In this long and peculiar book the fugitive idiot (p. 589) author provides a selection from his many previous publications, some reprinted elsewhere already, many rewritten in a minor or major way; in addition, five items appear for the first time. ... it is hard to imagine any sort of person with interests appropriate to the ensemble of this inchoate heterogeneity: overall the book conveyed to the reviewer an impression of self-indulgence.
This book contains three essays, based on lectures given in 1985, on Leonardo da Vinci, Galileo, and on the role of experiments in the history of science. All are thought-provoking and refreshed with current scholarship. ... The book, well illustrated and written in its author's familiar trenchant style, shows him now more than ever opposed to the rituals of academe.

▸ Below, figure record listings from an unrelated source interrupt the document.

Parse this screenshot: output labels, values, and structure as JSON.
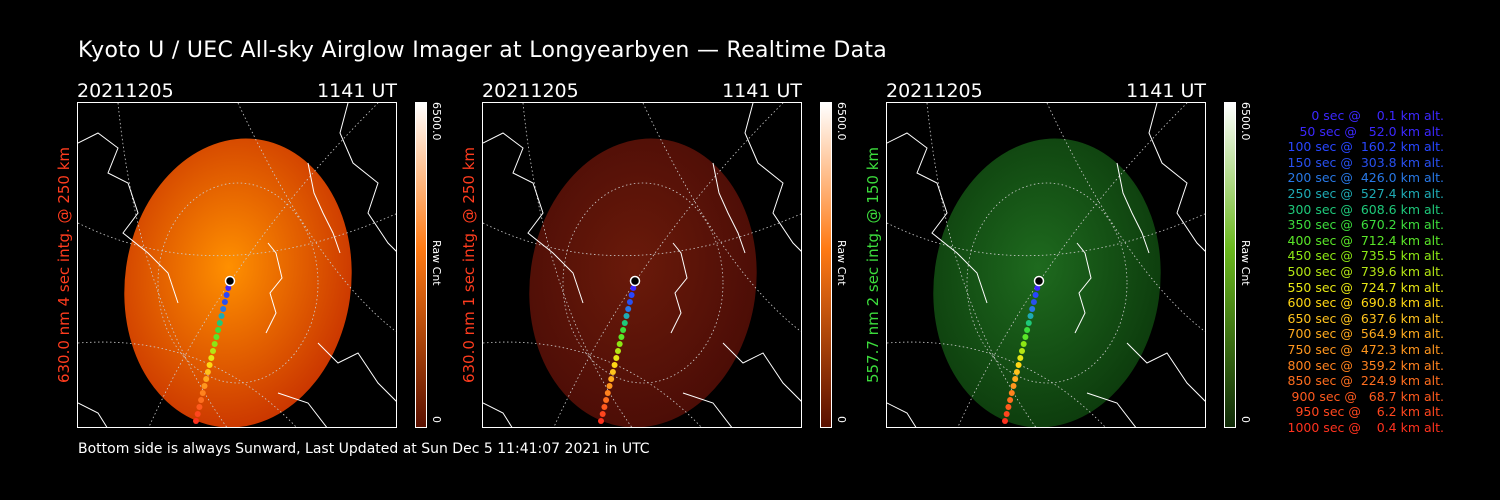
{
  "title": "Kyoto U / UEC All-sky Airglow Imager at Longyearbyen — Realtime Data",
  "footer": "Bottom side is always Sunward, Last Updated at Sun Dec  5 11:41:07 2021 in UTC",
  "panels": [
    {
      "date": "20211205",
      "time": "1141 UT",
      "side_label": "630.0 nm 4 sec intg. @ 250 km",
      "side_label_color": "#ff3c1e",
      "colorbar_max": "6500.0",
      "colorbar_min": "0",
      "colorbar_unit": "Raw Cnt",
      "image_color": "#c83200",
      "image_bright": "#ff9000",
      "colorbar_top": "#ffffff",
      "colorbar_mid": "#ff7a14",
      "colorbar_bottom": "#5a1000"
    },
    {
      "date": "20211205",
      "time": "1141 UT",
      "side_label": "630.0 nm 1 sec intg. @ 250 km",
      "side_label_color": "#ff3c1e",
      "colorbar_max": "6500.0",
      "colorbar_min": "0",
      "colorbar_unit": "Raw Cnt",
      "image_color": "#4a0c06",
      "image_bright": "#6a1a0a",
      "colorbar_top": "#ffffff",
      "colorbar_mid": "#ff7a14",
      "colorbar_bottom": "#5a1000"
    },
    {
      "date": "20211205",
      "time": "1141 UT",
      "side_label": "557.7 nm 2 sec intg. @ 150 km",
      "side_label_color": "#3cdc3c",
      "colorbar_max": "6500.0",
      "colorbar_min": "0",
      "colorbar_unit": "Raw Cnt",
      "image_color": "#0c3a0c",
      "image_bright": "#1e6a1e",
      "colorbar_top": "#ffffff",
      "colorbar_mid": "#6ab81e",
      "colorbar_bottom": "#102a08"
    }
  ],
  "legend": [
    {
      "text": "   0 sec @    0.1 km alt.",
      "color": "#3c28ff"
    },
    {
      "text": "  50 sec @   52.0 km alt.",
      "color": "#3c28ff"
    },
    {
      "text": " 100 sec @  160.2 km alt.",
      "color": "#2846ff"
    },
    {
      "text": " 150 sec @  303.8 km alt.",
      "color": "#2850f0"
    },
    {
      "text": " 200 sec @  426.0 km alt.",
      "color": "#2878e6"
    },
    {
      "text": " 250 sec @  527.4 km alt.",
      "color": "#1eaab4"
    },
    {
      "text": " 300 sec @  608.6 km alt.",
      "color": "#1ec87a"
    },
    {
      "text": " 350 sec @  670.2 km alt.",
      "color": "#3cdc3c"
    },
    {
      "text": " 400 sec @  712.4 km alt.",
      "color": "#5ae628"
    },
    {
      "text": " 450 sec @  735.5 km alt.",
      "color": "#8ce614"
    },
    {
      "text": " 500 sec @  739.6 km alt.",
      "color": "#b4e614"
    },
    {
      "text": " 550 sec @  724.7 km alt.",
      "color": "#e6e614"
    },
    {
      "text": " 600 sec @  690.8 km alt.",
      "color": "#ffd714"
    },
    {
      "text": " 650 sec @  637.6 km alt.",
      "color": "#ffc31e"
    },
    {
      "text": " 700 sec @  564.9 km alt.",
      "color": "#ffaa1e"
    },
    {
      "text": " 750 sec @  472.3 km alt.",
      "color": "#ff961e"
    },
    {
      "text": " 800 sec @  359.2 km alt.",
      "color": "#ff821e"
    },
    {
      "text": " 850 sec @  224.9 km alt.",
      "color": "#ff6e1e"
    },
    {
      "text": " 900 sec @   68.7 km alt.",
      "color": "#ff5a1e"
    },
    {
      "text": " 950 sec @    6.2 km alt.",
      "color": "#ff461e"
    },
    {
      "text": "1000 sec @    0.4 km alt.",
      "color": "#ff321e"
    }
  ]
}
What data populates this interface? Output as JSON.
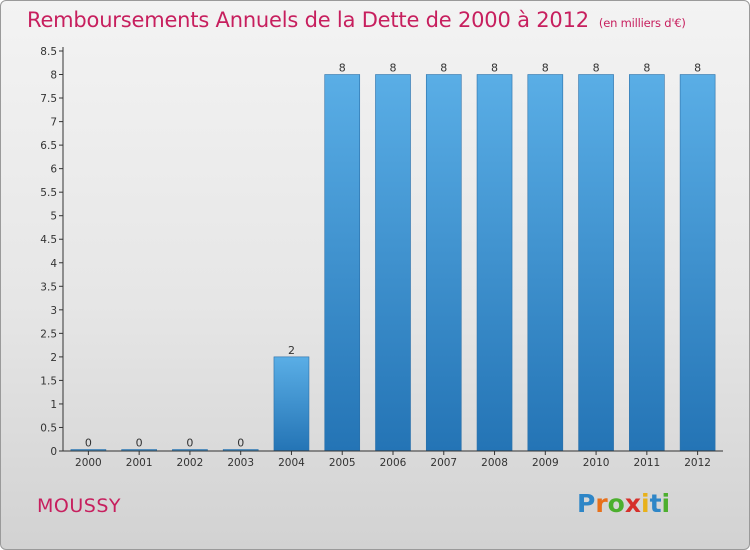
{
  "header": {
    "title": "Remboursements Annuels de la Dette de 2000 à 2012",
    "unit": "(en milliers d'€)"
  },
  "footer": {
    "place": "MOUSSY",
    "brand": "Proxiti",
    "brand_letter_colors": [
      "#2e86c7",
      "#e8701a",
      "#4caf2e",
      "#d6302b",
      "#e8b11a",
      "#2e86c7",
      "#4caf2e"
    ]
  },
  "colors": {
    "bar_light": "#5aaee6",
    "bar_dark": "#2474b5",
    "title": "#c71f5e"
  },
  "chart_data": {
    "type": "bar",
    "title": "Remboursements Annuels de la Dette de 2000 à 2012",
    "xlabel": "",
    "ylabel": "",
    "categories": [
      "2000",
      "2001",
      "2002",
      "2003",
      "2004",
      "2005",
      "2006",
      "2007",
      "2008",
      "2009",
      "2010",
      "2011",
      "2012"
    ],
    "values": [
      0,
      0,
      0,
      0,
      2,
      8,
      8,
      8,
      8,
      8,
      8,
      8,
      8
    ],
    "value_labels": [
      "0",
      "0",
      "0",
      "0",
      "2",
      "8",
      "8",
      "8",
      "8",
      "8",
      "8",
      "8",
      "8"
    ],
    "ylim": [
      0,
      8.5
    ],
    "yticks": [
      0,
      0.5,
      1,
      1.5,
      2,
      2.5,
      3,
      3.5,
      4,
      4.5,
      5,
      5.5,
      6,
      6.5,
      7,
      7.5,
      8,
      8.5
    ],
    "ytick_labels": [
      "0",
      "0.5",
      "1",
      "1.5",
      "2",
      "2.5",
      "3",
      "3.5",
      "4",
      "4.5",
      "5",
      "5.5",
      "6",
      "6.5",
      "7",
      "7.5",
      "8",
      "8.5"
    ],
    "grid": false
  }
}
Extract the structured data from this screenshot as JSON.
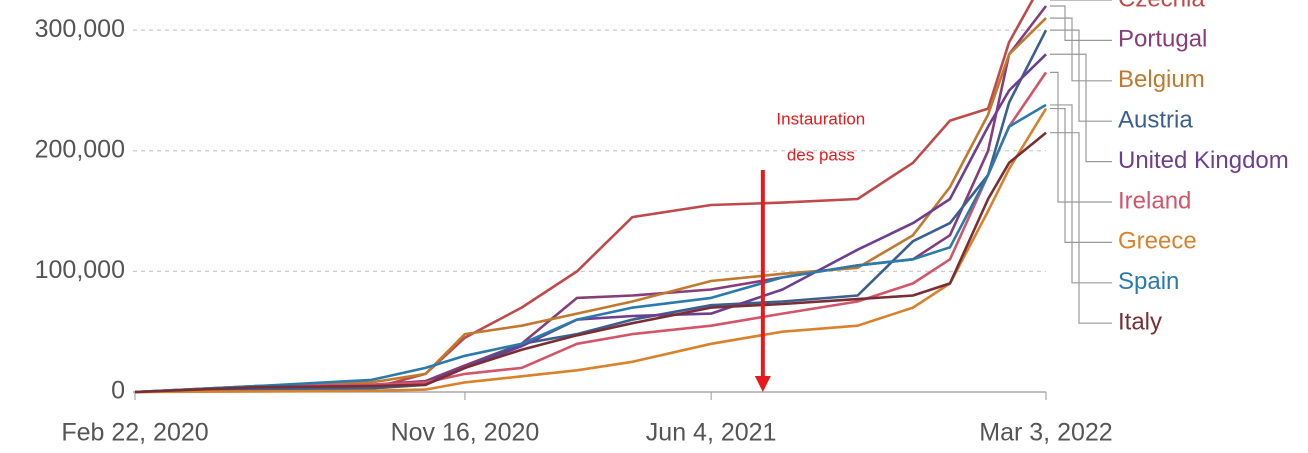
{
  "chart_data": {
    "type": "line",
    "x": [
      "2020-02-22",
      "2020-06-01",
      "2020-09-01",
      "2020-10-15",
      "2020-11-16",
      "2021-01-01",
      "2021-02-15",
      "2021-04-01",
      "2021-06-04",
      "2021-08-01",
      "2021-10-01",
      "2021-11-15",
      "2021-12-15",
      "2022-01-15",
      "2022-02-01",
      "2022-03-03"
    ],
    "series": [
      {
        "name": "Czechia",
        "color": "#c04a4a",
        "values": [
          0,
          1000,
          3000,
          15000,
          45000,
          70000,
          100000,
          145000,
          155000,
          157000,
          160000,
          190000,
          225000,
          235000,
          290000,
          345000
        ]
      },
      {
        "name": "Portugal",
        "color": "#883d7a",
        "values": [
          0,
          3000,
          6000,
          9000,
          22000,
          40000,
          78000,
          80000,
          85000,
          95000,
          105000,
          110000,
          130000,
          200000,
          280000,
          320000
        ]
      },
      {
        "name": "Belgium",
        "color": "#c0792e",
        "values": [
          0,
          5000,
          8000,
          15000,
          48000,
          55000,
          65000,
          75000,
          92000,
          98000,
          103000,
          130000,
          170000,
          230000,
          280000,
          310000
        ]
      },
      {
        "name": "Austria",
        "color": "#3b5f8f",
        "values": [
          0,
          2000,
          3000,
          6000,
          20000,
          40000,
          48000,
          60000,
          72000,
          75000,
          80000,
          125000,
          140000,
          180000,
          240000,
          300000
        ]
      },
      {
        "name": "United Kingdom",
        "color": "#6d3e91",
        "values": [
          0,
          4000,
          5000,
          8000,
          20000,
          38000,
          60000,
          63000,
          65000,
          85000,
          118000,
          140000,
          160000,
          220000,
          250000,
          280000
        ]
      },
      {
        "name": "Ireland",
        "color": "#d2556a",
        "values": [
          0,
          5000,
          6000,
          8000,
          15000,
          20000,
          40000,
          48000,
          55000,
          65000,
          75000,
          90000,
          110000,
          180000,
          220000,
          265000
        ]
      },
      {
        "name": "Greece",
        "color": "#d9822b",
        "values": [
          0,
          500,
          1000,
          2000,
          8000,
          13000,
          18000,
          25000,
          40000,
          50000,
          55000,
          70000,
          90000,
          150000,
          185000,
          235000
        ]
      },
      {
        "name": "Spain",
        "color": "#2a7bab",
        "values": [
          0,
          5000,
          10000,
          20000,
          30000,
          40000,
          60000,
          70000,
          78000,
          95000,
          105000,
          110000,
          120000,
          180000,
          220000,
          238000
        ]
      },
      {
        "name": "Italy",
        "color": "#7a2e33",
        "values": [
          0,
          4000,
          5000,
          6000,
          20000,
          35000,
          47000,
          57000,
          70000,
          73000,
          77000,
          80000,
          90000,
          160000,
          190000,
          215000
        ]
      }
    ],
    "xlim": [
      "2020-02-22",
      "2022-03-03"
    ],
    "xticks": [
      {
        "value": "2020-02-22",
        "label": "Feb 22, 2020"
      },
      {
        "value": "2020-11-16",
        "label": "Nov 16, 2020"
      },
      {
        "value": "2021-06-04",
        "label": "Jun 4, 2021"
      },
      {
        "value": "2022-03-03",
        "label": "Mar 3, 2022"
      }
    ],
    "ylim": [
      0,
      325000
    ],
    "yticks": [
      0,
      {
        "value": 100000,
        "label": "100,000"
      },
      {
        "value": 200000,
        "label": "200,000"
      },
      {
        "value": 300000,
        "label": "300,000"
      }
    ],
    "grid": true,
    "annotation": {
      "text": [
        "Instauration",
        "des pass"
      ],
      "date": "2021-07-16",
      "color": "#e8191a"
    }
  }
}
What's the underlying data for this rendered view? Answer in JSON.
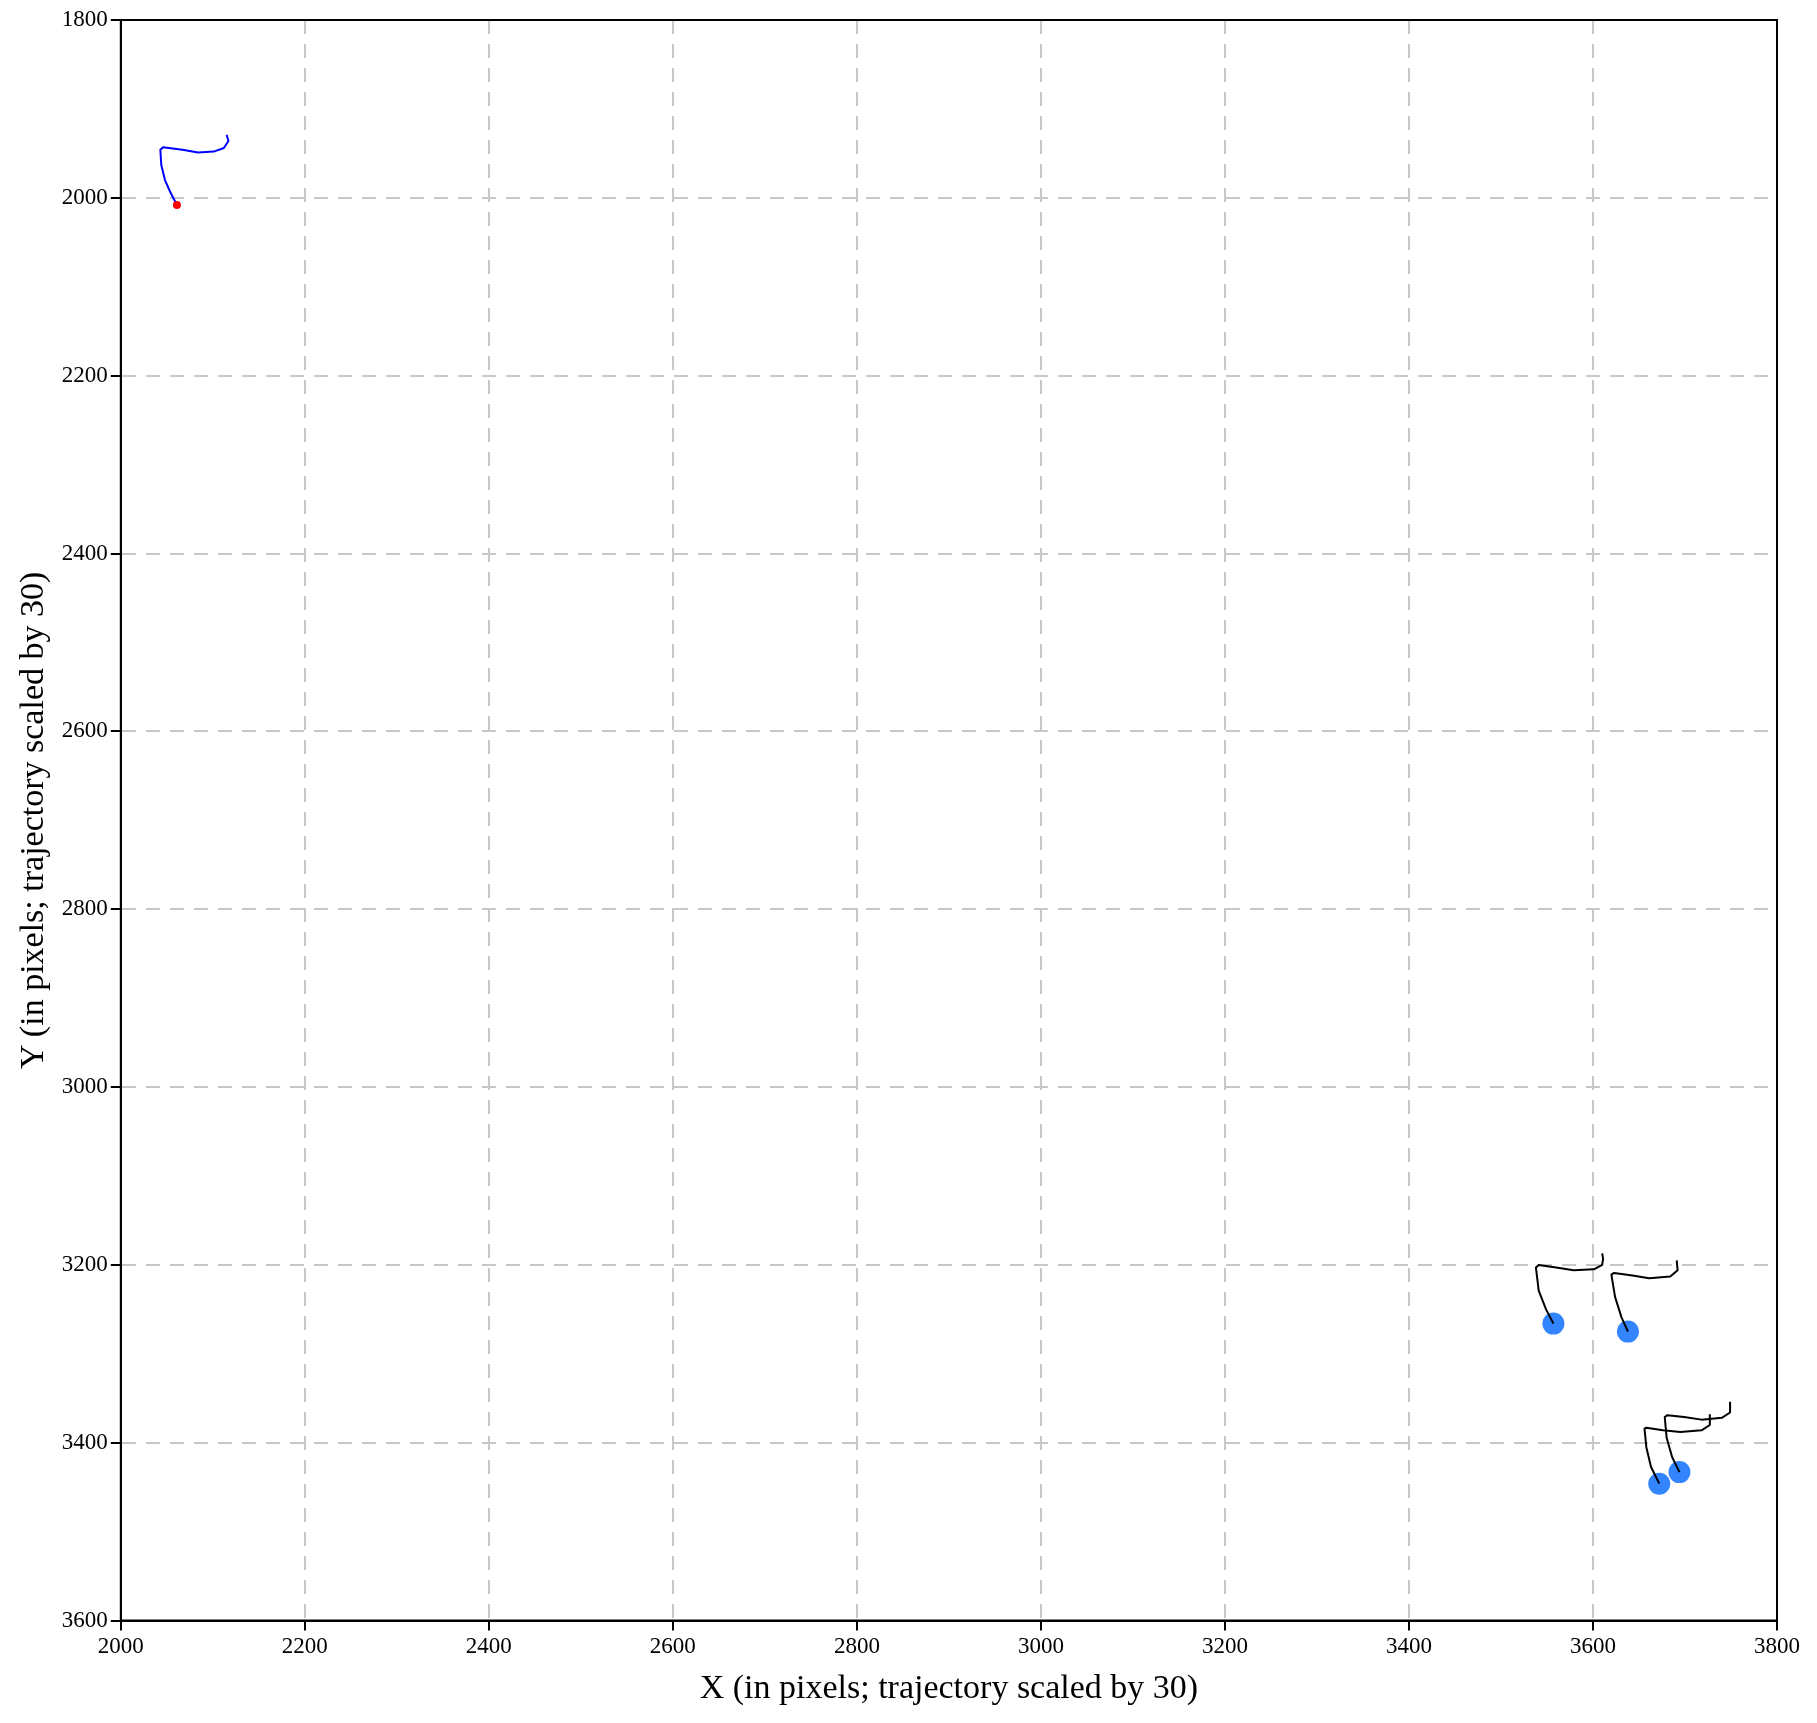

This book presents an exposition of the mechanical response of fluids, in a unified treatment ranging from the most general fluid models used to describe new materials to those for air and water. ... This book serves several purposes. It is an important reference which presents various classes of fluids within the context of the general theory of fluids. It contains many recently determined solutions to the equations of motion for nonlinear fluids and uses these solutions to evaluate the fluid models. In addition, the authors provide many interesting comments about historical development, important discussions about the interpretation of fluid models as exact vis-a-vis approximations within a more exact theory and comments about modern developments in mathematical studies of the governing equations of motion. The book is written very clearly and contains a large number of exercises and their solutions. The level of mathematics is that commonly taught to undergraduates in mathematics departments. This is an excellent book which is highly recommended to students and researchers in fluid mechanics.